Which is why I didn't want to go into the actual etymology, because the only reason it was a fun fact is because the current meaning of the word is freeze, regardless of what it referred to in the past :)

"Vriesland" is an old spelling for Friesland (Frisia).

I love this stuff. Coolest science to learn and read about. Thank you for sharing it!

Agreed. I also want to thank good scientific journalism writing when I see it. Translating scientific news into a format geared toward a layperson is very difficult, and I thought this author did a great job. I thought his "thralala" neologism was great and made for a better read that was also easier to understand.

Interesting article about some of the mechanics of DNA and evolution.

But I wanted to call out a confusing use of the increasingly ambiguous word “partner” here: “There, she and her partner, Arthur DeVries, studied the notothens”.

What sort of partner? Research partner, clearly. Oh, but with some googling you can find that they are married, so also romantic/life partner.

I appreciate the sentiment behind the takeoff in the use of this phrasing, but it inevitably leads to confusion in communication. Can we come up with a better word that is not so ambiguous? And if not, can we (or at least the editors at places like The Atlantic) try to clarify what sort of partner when the meaning is ambiguous?

Why? This is science reporting, not tabloid journalism. We don’t need to know the marital status, gender preference, dietary restrictions, previous relationships, etc. Good writing about science is plenty. And “spouse” is a fine word if needed.
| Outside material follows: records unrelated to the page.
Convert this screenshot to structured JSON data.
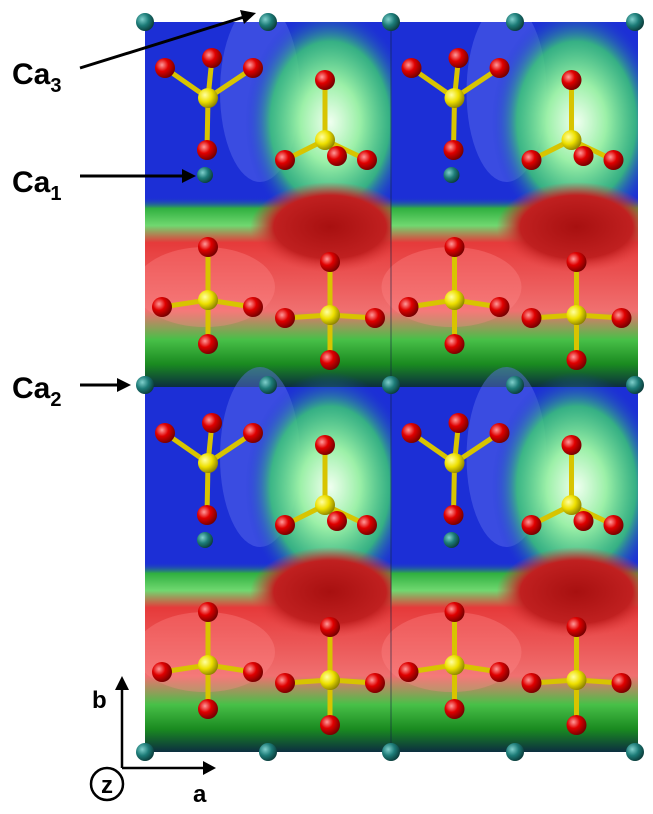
{
  "labels": [
    {
      "element": "Ca",
      "index": "3"
    },
    {
      "element": "Ca",
      "index": "1"
    },
    {
      "element": "Ca",
      "index": "2"
    }
  ],
  "axis_labels": {
    "b": "b",
    "a": "a",
    "z": "z"
  }
}
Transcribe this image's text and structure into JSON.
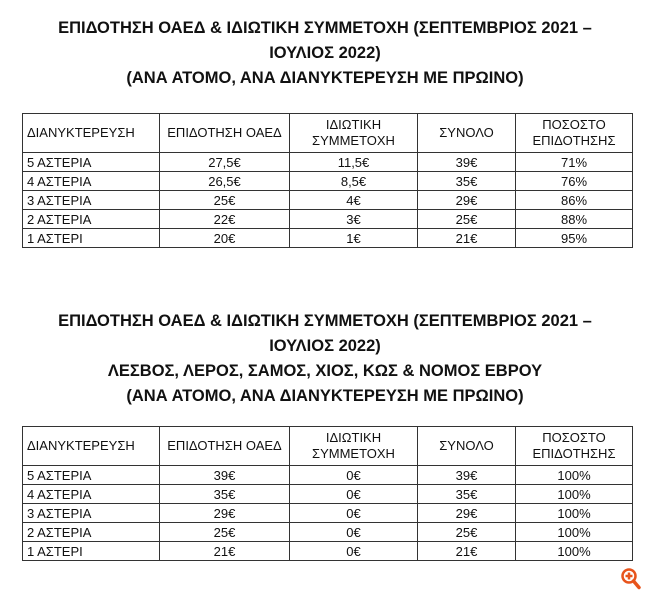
{
  "section1": {
    "title_lines": [
      "ΕΠΙΔΟΤΗΣΗ ΟΑΕΔ & ΙΔΙΩΤΙΚΗ ΣΥΜΜΕΤΟΧΗ (ΣΕΠΤΕΜΒΡΙΟΣ 2021 –",
      "ΙΟΥΛΙΟΣ 2022)",
      "(ΑΝΑ ΑΤΟΜΟ, ΑΝΑ ΔΙΑΝΥΚΤΕΡΕΥΣΗ ΜΕ ΠΡΩΙΝΟ)"
    ],
    "headers": [
      "ΔΙΑΝΥΚΤΕΡΕΥΣΗ",
      "ΕΠΙΔΟΤΗΣΗ ΟΑΕΔ",
      "ΙΔΙΩΤΙΚΗ ΣΥΜΜΕΤΟΧΗ",
      "ΣΥΝΟΛΟ",
      "ΠΟΣΟΣΤΟ ΕΠΙΔΟΤΗΣΗΣ"
    ],
    "rows": [
      [
        "5 ΑΣΤΕΡΙΑ",
        "27,5€",
        "11,5€",
        "39€",
        "71%"
      ],
      [
        "4 ΑΣΤΕΡΙΑ",
        "26,5€",
        "8,5€",
        "35€",
        "76%"
      ],
      [
        "3 ΑΣΤΕΡΙΑ",
        "25€",
        "4€",
        "29€",
        "86%"
      ],
      [
        "2 ΑΣΤΕΡΙΑ",
        "22€",
        "3€",
        "25€",
        "88%"
      ],
      [
        "1 ΑΣΤΕΡΙ",
        "20€",
        "1€",
        "21€",
        "95%"
      ]
    ]
  },
  "section2": {
    "title_lines": [
      "ΕΠΙΔΟΤΗΣΗ ΟΑΕΔ & ΙΔΙΩΤΙΚΗ ΣΥΜΜΕΤΟΧΗ (ΣΕΠΤΕΜΒΡΙΟΣ 2021 –",
      "ΙΟΥΛΙΟΣ 2022)",
      "ΛΕΣΒΟΣ, ΛΕΡΟΣ, ΣΑΜΟΣ, ΧΙΟΣ, ΚΩΣ & ΝΟΜΟΣ ΕΒΡΟΥ",
      "(ΑΝΑ ΑΤΟΜΟ, ΑΝΑ ΔΙΑΝΥΚΤΕΡΕΥΣΗ ΜΕ ΠΡΩΙΝΟ)"
    ],
    "headers": [
      "ΔΙΑΝΥΚΤΕΡΕΥΣΗ",
      "ΕΠΙΔΟΤΗΣΗ ΟΑΕΔ",
      "ΙΔΙΩΤΙΚΗ ΣΥΜΜΕΤΟΧΗ",
      "ΣΥΝΟΛΟ",
      "ΠΟΣΟΣΤΟ ΕΠΙΔΟΤΗΣΗΣ"
    ],
    "rows": [
      [
        "5 ΑΣΤΕΡΙΑ",
        "39€",
        "0€",
        "39€",
        "100%"
      ],
      [
        "4 ΑΣΤΕΡΙΑ",
        "35€",
        "0€",
        "35€",
        "100%"
      ],
      [
        "3 ΑΣΤΕΡΙΑ",
        "29€",
        "0€",
        "29€",
        "100%"
      ],
      [
        "2 ΑΣΤΕΡΙΑ",
        "25€",
        "0€",
        "25€",
        "100%"
      ],
      [
        "1 ΑΣΤΕΡΙ",
        "21€",
        "0€",
        "21€",
        "100%"
      ]
    ]
  },
  "zoom_icon": {
    "name": "zoom-in-icon",
    "color": "#e8541c"
  }
}
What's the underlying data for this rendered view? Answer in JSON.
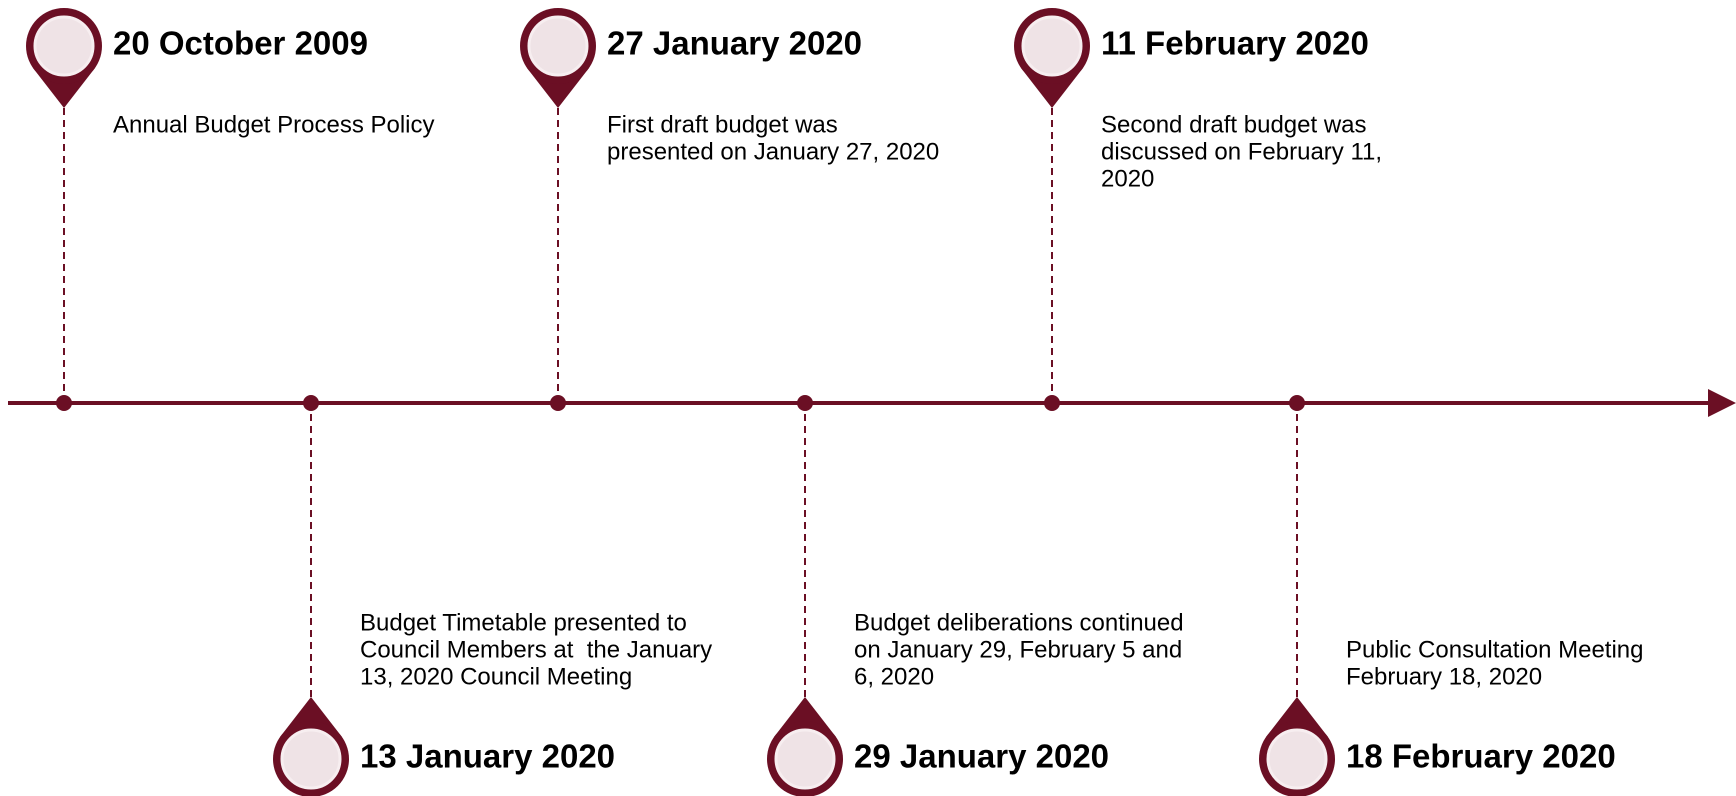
{
  "timeline": {
    "events": [
      {
        "date": "20 October 2009",
        "lines": [
          "Annual Budget Process Policy"
        ],
        "position": "top"
      },
      {
        "date": "13 January 2020",
        "lines": [
          "Budget Timetable presented to",
          "Council Members at  the January",
          "13, 2020 Council Meeting"
        ],
        "position": "bottom"
      },
      {
        "date": "27 January 2020",
        "lines": [
          "First draft budget was",
          "presented on January 27, 2020"
        ],
        "position": "top"
      },
      {
        "date": "29 January 2020",
        "lines": [
          "Budget deliberations continued",
          "on January 29, February 5 and",
          "6, 2020"
        ],
        "position": "bottom"
      },
      {
        "date": "11 February 2020",
        "lines": [
          "Second draft budget was",
          "discussed on February 11,",
          "2020"
        ],
        "position": "top"
      },
      {
        "date": "18 February 2020",
        "lines": [
          "Public Consultation Meeting",
          "February 18, 2020"
        ],
        "position": "bottom"
      }
    ],
    "color": "#6b0f24",
    "pin_fill": "#efe3e6"
  }
}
I agree with you, but then why bring it up at all?

They didn't bring it up.

> What sort of partner? Research partner, clearly.

The fact that the two happen also to be married need not be related to the use of the word.

> We don’t need to know the marital status, gender preference, dietary restrictions, previous relationships, etc.

I agree, but a lot of science reporting and especially TV/movie documentaries are going down the path of "telling a story" and focusing more on the process and characters involved rather than facts. This is particularly true from outlets like the Atlantic, so if GP went in with the expectation of that kind of article I can understand how they got confused.

I directly understood it as both romantic and work partner.